Below are some quick and dirty pre-screen protector tips.

Choosing an iPhone screen protector:

  • If you do decide to put on one, do it as early as possible: I purchased a new iPhone two weeks ago, and my keys have already marked their territory while both were in my handbag.
  • Get a screen protector made for your device exactly: No, the next closest model will not do. The shape, camera and speaker holes will not line up and you will have to buy a new one.
  • Don’t just get the cheapest one: A $10-20 screen protector is a good price range. There are crappy quality ones out there that are no thicker than a sticker and are essentially useless.

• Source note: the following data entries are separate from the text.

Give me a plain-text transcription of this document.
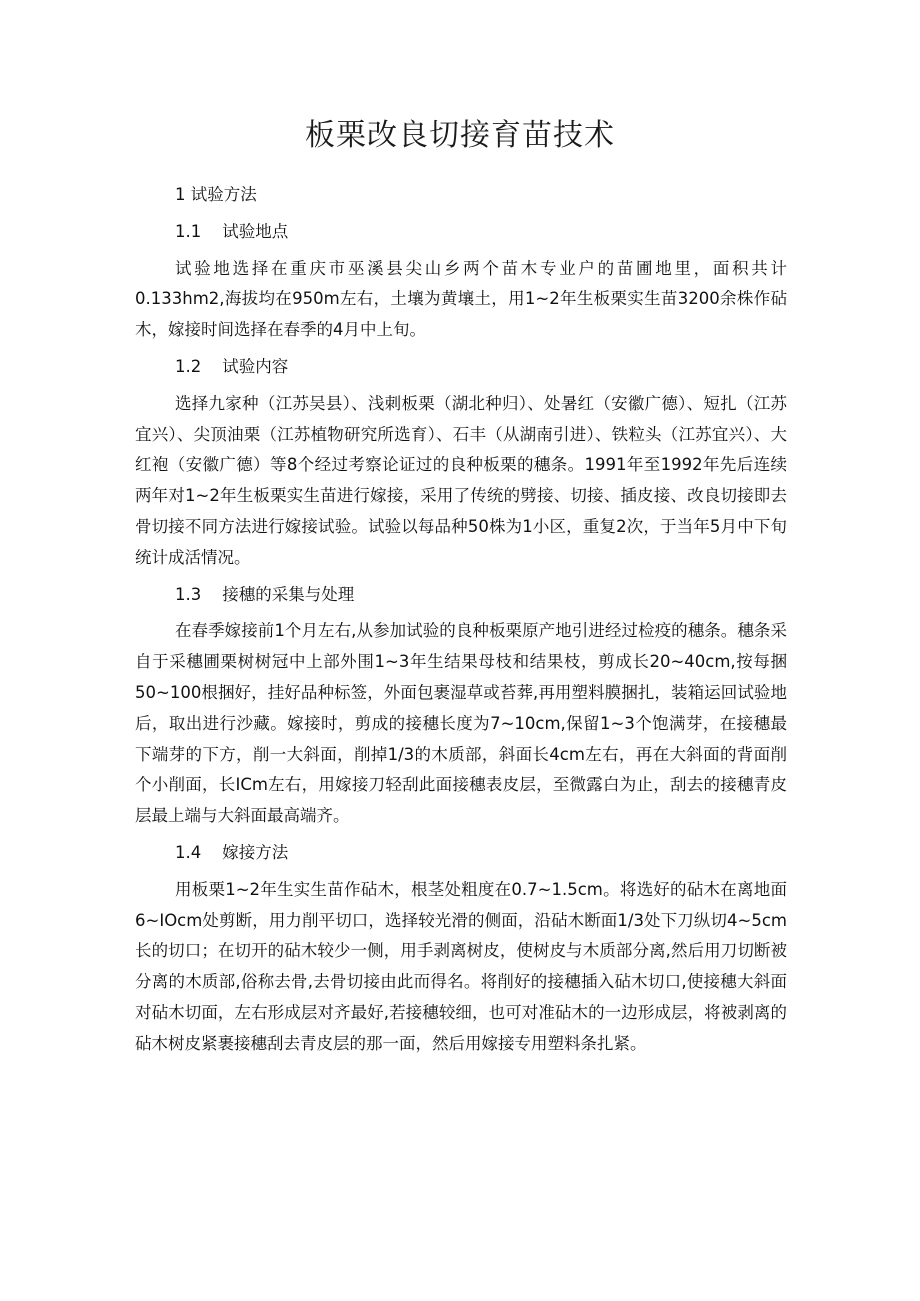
板栗改良切接育苗技术
1 试验方法
1.1    试验地点

试验地选择在重庆市巫溪县尖山乡两个苗木专业户的苗圃地里，面积共计0.133hm2,海拔均在950m左右，土壤为黄壤土，用1~2年生板栗实生苗3200余株作砧木，嫁接时间选择在春季的4月中上旬。

1.2    试验内容

选择九家种（江苏吴县）、浅刺板栗（湖北种归）、处暑红（安徽广德）、短扎（江苏宜兴）、尖顶油栗（江苏植物研究所选育）、石丰（从湖南引进）、铁粒头（江苏宜兴）、大红袍（安徽广德）等8个经过考察论证过的良种板栗的穗条。1991年至1992年先后连续两年对1~2年生板栗实生苗进行嫁接，采用了传统的劈接、切接、插皮接、改良切接即去骨切接不同方法进行嫁接试验。试验以每品种50株为1小区，重复2次，于当年5月中下旬统计成活情况。

1.3    接穗的采集与处理

在春季嫁接前1个月左右,从参加试验的良种板栗原产地引进经过检疫的穗条。穗条采自于采穗圃栗树树冠中上部外围1~3年生结果母枝和结果枝，剪成长20~40cm,按每捆50~100根捆好，挂好品种标签，外面包裹湿草或苔葬,再用塑料膜捆扎，装箱运回试验地后，取出进行沙藏。嫁接时，剪成的接穗长度为7~10cm,保留1~3个饱满芽，在接穗最下端芽的下方，削一大斜面，削掉1/3的木质部，斜面长4cm左右，再在大斜面的背面削个小削面，长ICm左右，用嫁接刀轻刮此面接穗表皮层，至微露白为止，刮去的接穗青皮层最上端与大斜面最高端齐。

1.4    嫁接方法

用板栗1~2年生实生苗作砧木，根茎处粗度在0.7~1.5cm。将选好的砧木在离地面6~IOcm处剪断，用力削平切口，选择较光滑的侧面，沿砧木断面1/3处下刀纵切4~5cm长的切口；在切开的砧木较少一侧，用手剥离树皮，使树皮与木质部分离,然后用刀切断被分离的木质部,俗称去骨,去骨切接由此而得名。将削好的接穗插入砧木切口,使接穗大斜面对砧木切面，左右形成层对齐最好,若接穗较细，也可对准砧木的一边形成层，将被剥离的砧木树皮紧裹接穗刮去青皮层的那一面，然后用嫁接专用塑料条扎紧。
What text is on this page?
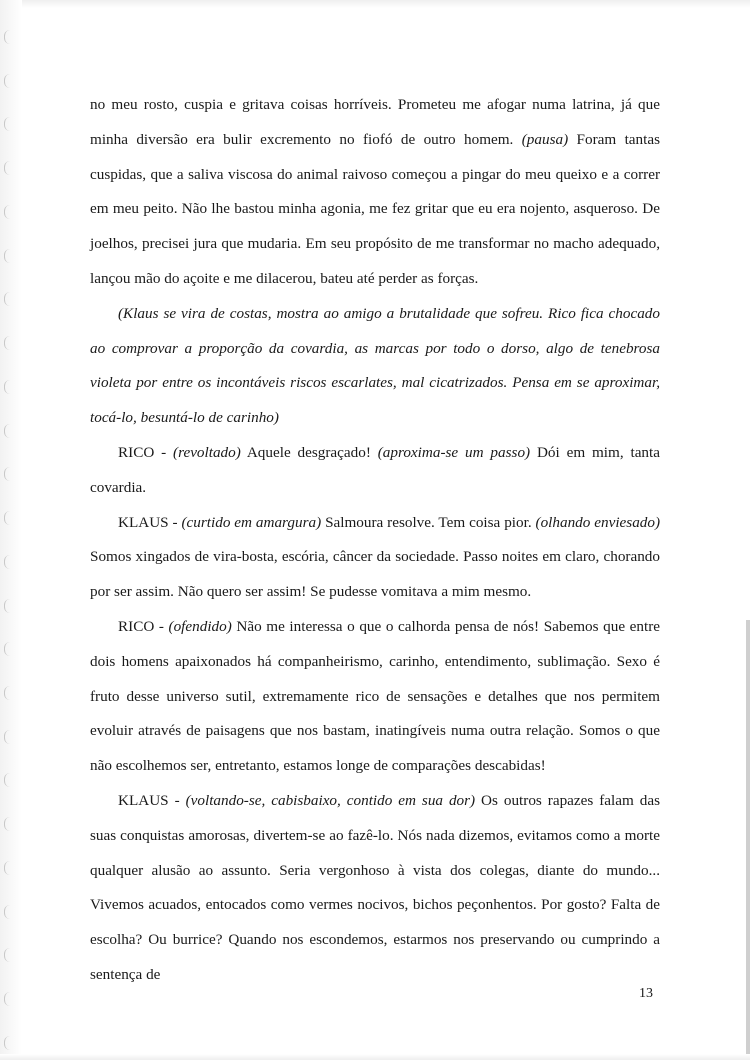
no meu rosto, cuspia e gritava coisas horríveis. Prometeu me afogar numa latrina, já que minha diversão era bulir excremento no fiofó de outro homem. (pausa) Foram tantas cuspidas, que a saliva viscosa do animal raivoso começou a pingar do meu queixo e a correr em meu peito. Não lhe bastou minha agonia, me fez gritar que eu era nojento, asqueroso. De joelhos, precisei jura que mudaria. Em seu propósito de me transformar no macho adequado, lançou mão do açoite e me dilacerou, bateu até perder as forças.

(Klaus se vira de costas, mostra ao amigo a brutalidade que sofreu. Rico fica chocado ao comprovar a proporção da covardia, as marcas por todo o dorso, algo de tenebrosa violeta por entre os incontáveis riscos escarlates, mal cicatrizados. Pensa em se aproximar, tocá-lo, besuntá-lo de carinho)

RICO - (revoltado) Aquele desgraçado! (aproxima-se um passo) Dói em mim, tanta covardia.

KLAUS - (curtido em amargura) Salmoura resolve. Tem coisa pior. (olhando enviesado) Somos xingados de vira-bosta, escória, câncer da sociedade. Passo noites em claro, chorando por ser assim. Não quero ser assim! Se pudesse vomitava a mim mesmo.

RICO - (ofendido) Não me interessa o que o calhorda pensa de nós! Sabemos que entre dois homens apaixonados há companheirismo, carinho, entendimento, sublimação. Sexo é fruto desse universo sutil, extremamente rico de sensações e detalhes que nos permitem evoluir através de paisagens que nos bastam, inatingíveis numa outra relação. Somos o que não escolhemos ser, entretanto, estamos longe de comparações descabidas!

KLAUS - (voltando-se, cabisbaixo, contido em sua dor) Os outros rapazes falam das suas conquistas amorosas, divertem-se ao fazê-lo. Nós nada dizemos, evitamos como a morte qualquer alusão ao assunto. Seria vergonhoso à vista dos colegas, diante do mundo... Vivemos acuados, entocados como vermes nocivos, bichos peçonhentos. Por gosto? Falta de escolha? Ou burrice? Quando nos escondemos, estarmos nos preservando ou cumprindo a sentença de

13
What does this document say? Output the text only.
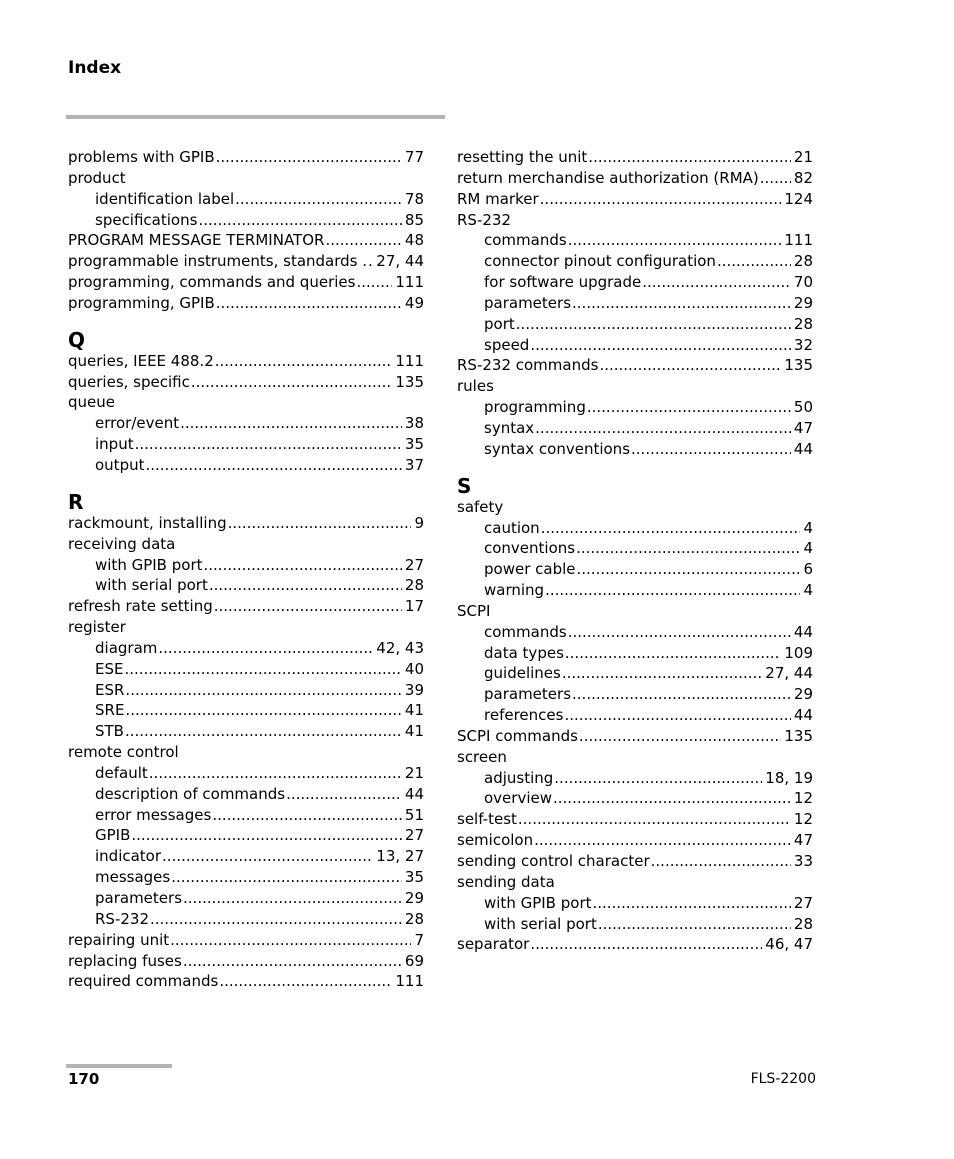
Index
problems with GPIB .....	77
product
identification label .....	78
specifications .....	85
PROGRAM MESSAGE TERMINATOR .....	48
programmable instruments, standards . ..... 27, 44
programming, commands and queries .....	111
programming, GPIB .....	49
Q
queries, IEEE 488.2 .....	111
queries, specific .....	135
queue
error/event .....	38
input .....	35
output .....	37
R
rackmount, installing .....	9
receiving data
with GPIB port .....	27
with serial port .....	28
refresh rate setting .....	17
register
diagram .....	42, 43
ESE .....	40
ESR .....	39
SRE .....	41
STB .....	41
remote control
default .....	21
description of commands .....	44
error messages .....	51
GPIB .....	27
indicator .....	13, 27
messages .....	35
parameters .....	29
RS-232 .....	28
repairing unit .....	7
replacing fuses .....	69
required commands .....	111
resetting the unit .....	21
return merchandise authorization (RMA) ..... 82
RM marker .....	124
RS-232
commands .....	111
connector pinout configuration .....	28
for software upgrade .....	70
parameters .....	29
port .....	28
speed .....	32
RS-232 commands .....	135
rules
programming .....	50
syntax .....	47
syntax conventions .....	44
S
safety
caution .....	4
conventions .....	4
power cable .....	6
warning .....	4
SCPI
commands .....	44
data types .....	109
guidelines .....	27, 44
parameters .....	29
references .....	44
SCPI commands .....	135
screen
adjusting .....	18, 19
overview .....	12
self-test .....	12
semicolon .....	47
sending control character .....	33
sending data
with GPIB port .....	27
with serial port .....	28
separator .....	46, 47
170	FLS-2200
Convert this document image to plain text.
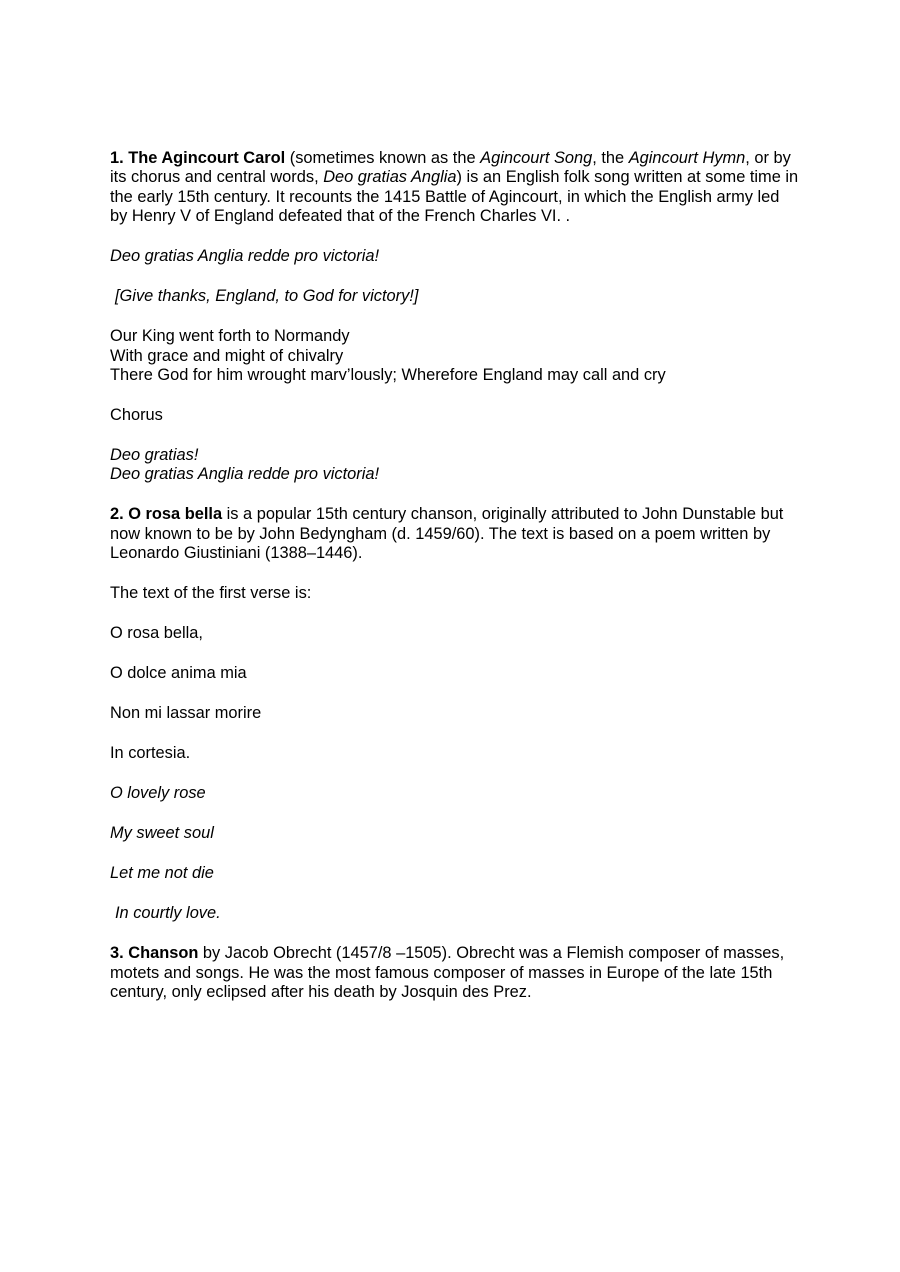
1. The Agincourt Carol (sometimes known as the Agincourt Song, the Agincourt Hymn, or by its chorus and central words, Deo gratias Anglia) is an English folk song written at some time in the early 15th century. It recounts the 1415 Battle of Agincourt, in which the English army led by Henry V of England defeated that of the French Charles VI. .

Deo gratias Anglia redde pro victoria!

[Give thanks, England, to God for victory!]

Our King went forth to Normandy
With grace and might of chivalry
There God for him wrought marv’lously; Wherefore England may call and cry

Chorus

Deo gratias!
Deo gratias Anglia redde pro victoria!

2. O rosa bella is a popular 15th century chanson, originally attributed to John Dunstable but now known to be by John Bedyngham (d. 1459/60). The text is based on a poem written by Leonardo Giustiniani (1388–1446).

The text of the first verse is:

O rosa bella,

O dolce anima mia

Non mi lassar morire

In cortesia.

O lovely rose

My sweet soul

Let me not die

In courtly love.

3. Chanson by Jacob Obrecht (1457/8 –1505). Obrecht was a Flemish composer of masses, motets and songs. He was the most famous composer of masses in Europe of the late 15th century, only eclipsed after his death by Josquin des Prez.
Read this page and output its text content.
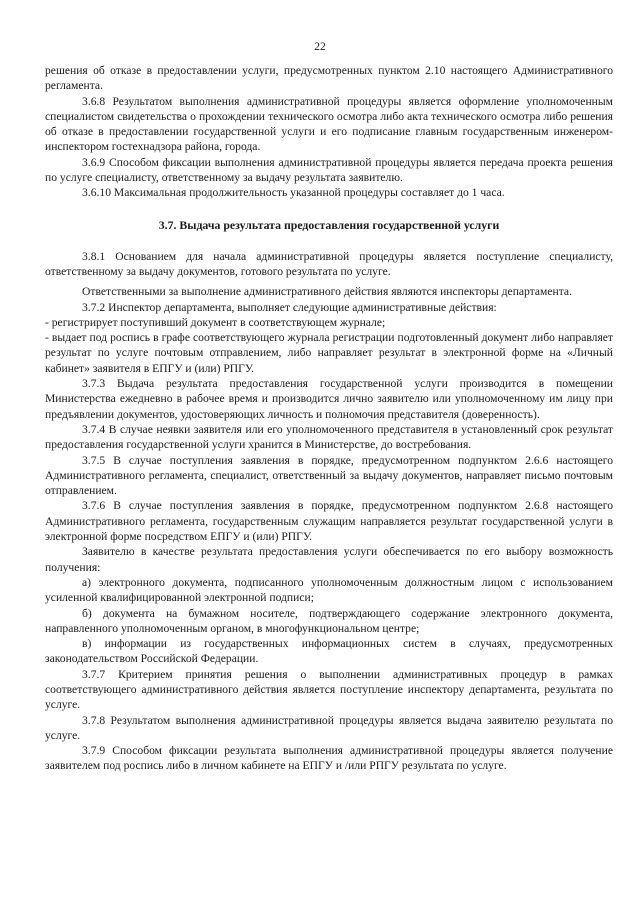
22

решения об отказе в предоставлении услуги, предусмотренных пунктом 2.10 настоящего Административного регламента.

3.6.8 Результатом выполнения административной процедуры является оформление уполномоченным специалистом свидетельства о прохождении технического осмотра либо акта технического осмотра либо решения об отказе в предоставлении государственной услуги и его подписание главным государственным инженером-инспектором гостехнадзора района, города.

3.6.9 Способом фиксации выполнения административной процедуры является передача проекта решения по услуге специалисту, ответственному за выдачу результата заявителю.

3.6.10 Максимальная продолжительность указанной процедуры составляет до 1 часа.

3.7. Выдача результата предоставления государственной услуги

3.8.1 Основанием для начала административной процедуры является поступление специалисту, ответственному за выдачу документов, готового результата по услуге.

Ответственными за выполнение административного действия являются инспекторы департамента.

3.7.2 Инспектор департамента, выполняет следующие административные действия:

- регистрирует поступивший документ в соответствующем журнале;

- выдает под роспись в графе соответствующего журнала регистрации подготовленный документ либо направляет результат по услуге почтовым отправлением, либо направляет результат в электронной форме на «Личный кабинет» заявителя в ЕПГУ и (или) РПГУ.

3.7.3 Выдача результата предоставления государственной услуги производится в помещении Министерства ежедневно в рабочее время и производится лично заявителю или уполномоченному им лицу при предъявлении документов, удостоверяющих личность и полномочия представителя (доверенность).

3.7.4 В случае неявки заявителя или его уполномоченного представителя в установленный срок результат предоставления государственной услуги хранится в Министерстве, до востребования.

3.7.5 В случае поступления заявления в порядке, предусмотренном подпунктом 2.6.6 настоящего Административного регламента, специалист, ответственный за выдачу документов, направляет письмо почтовым отправлением.

3.7.6 В случае поступления заявления в порядке, предусмотренном подпунктом 2.6.8 настоящего Административного регламента, государственным служащим направляется результат государственной услуги в электронной форме посредством ЕПГУ и (или) РПГУ.

Заявителю в качестве результата предоставления услуги обеспечивается по его выбору возможность получения:

а) электронного документа, подписанного уполномоченным должностным лицом с использованием усиленной квалифицированной электронной подписи;

б) документа на бумажном носителе, подтверждающего содержание электронного документа, направленного уполномоченным органом, в многофункциональном центре;

в) информации из государственных информационных систем в случаях, предусмотренных законодательством Российской Федерации.

3.7.7 Критерием принятия решения о выполнении административных процедур в рамках соответствующего административного действия является поступление инспектору департамента, результата по услуге.

3.7.8 Результатом выполнения административной процедуры является выдача заявителю результата по услуге.

3.7.9 Способом фиксации результата выполнения административной процедуры является получение заявителем под роспись либо в личном кабинете на ЕПГУ и /или РПГУ результата по услуге.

Here are some options to get you started, all in 3 packs in case you screw it up:

OMOTON HD Tempered Glass Screen Protector for Apple iPhone 11 Pro/ XS / iPhone X 5.8 inch (3 Pack), $8.99

Tech Armor Ballistic Glass Screen Protector for Apple iPhone 11 / iPhone Xr (3 Pack), $10.95

JETech Screen Protector for iPhone 11 Pro, iPhone Xs and iPhone X 5.8-Inch (3 Pack), $11.97

Now to put one on. I’ve done it so many times, for myself and others, and still get nervous. It’s a lot of trust to put in someone. I felt like I was giving a haircut, except the customers didn’t pretend to like it when I messed up.

Putting it on:

    1. Dust is public enemy #1. Do anything you can to avoid it. Put your screen protector on a bathroom or kitchen as these are typically the most dust-free areas of your house. Wash your hands first and like we’re in the middle of a pandemic. Oh wait…
    2. Some screen protectors come with a micro fibre towel to wipe the dust off your phone before you put the screen on. The cruel irony here is that these can be of poor quality and leave little fibres on your screen, which is even worse than dust. You probably have a better one buried somewhere in your laundry – find it. Otherwise a little spray and wipe with a paper towel is fine if are careful. Don’t bother with a tea towel.
    3. Instructions will come with your iPhone screen protector. It’s usually involves simply peeling it off a piece of plastic. Easy, simple, next.
    4. Needless to say, don’t get your fingerprints on it once peeled. Hold it by the edges, like you would a CD or a vinyl back in the day. You don’t want your iPhone to look permanently dirty.
    5. Do this whole process quickly, there are dust particles flying around the air right now and they are looking to book a room between your device and screen protector with a late check out.
    6. You want to line up any holes for camera/speakers/ buttons/sensors/ perfectly. With iPhones (which are my personal speciality), everything is pretty symmetrical. I like to have the iPhone sitting horizontally and I curve the screen protector edges up so the centre touches the phone first. I then gently but quickly encourage the screen protector to fall onto the phone from the centre outwards. I can’t stress this enough: the quicker the process the better. Can you feel that adrenaline?
    7. Some of the more expensive screen protectors come with a squeegee to iron out any air bubbles. A bank card or licence will also do just fine. Do this gently and slowly, or they can look like popped pimples on your phone.
    8. Voila.

There you have it, iPhone screen = protected. The more you do this the easier it becomes, but obviously it’s not something you can practice on the daily unless you work in a phone shop.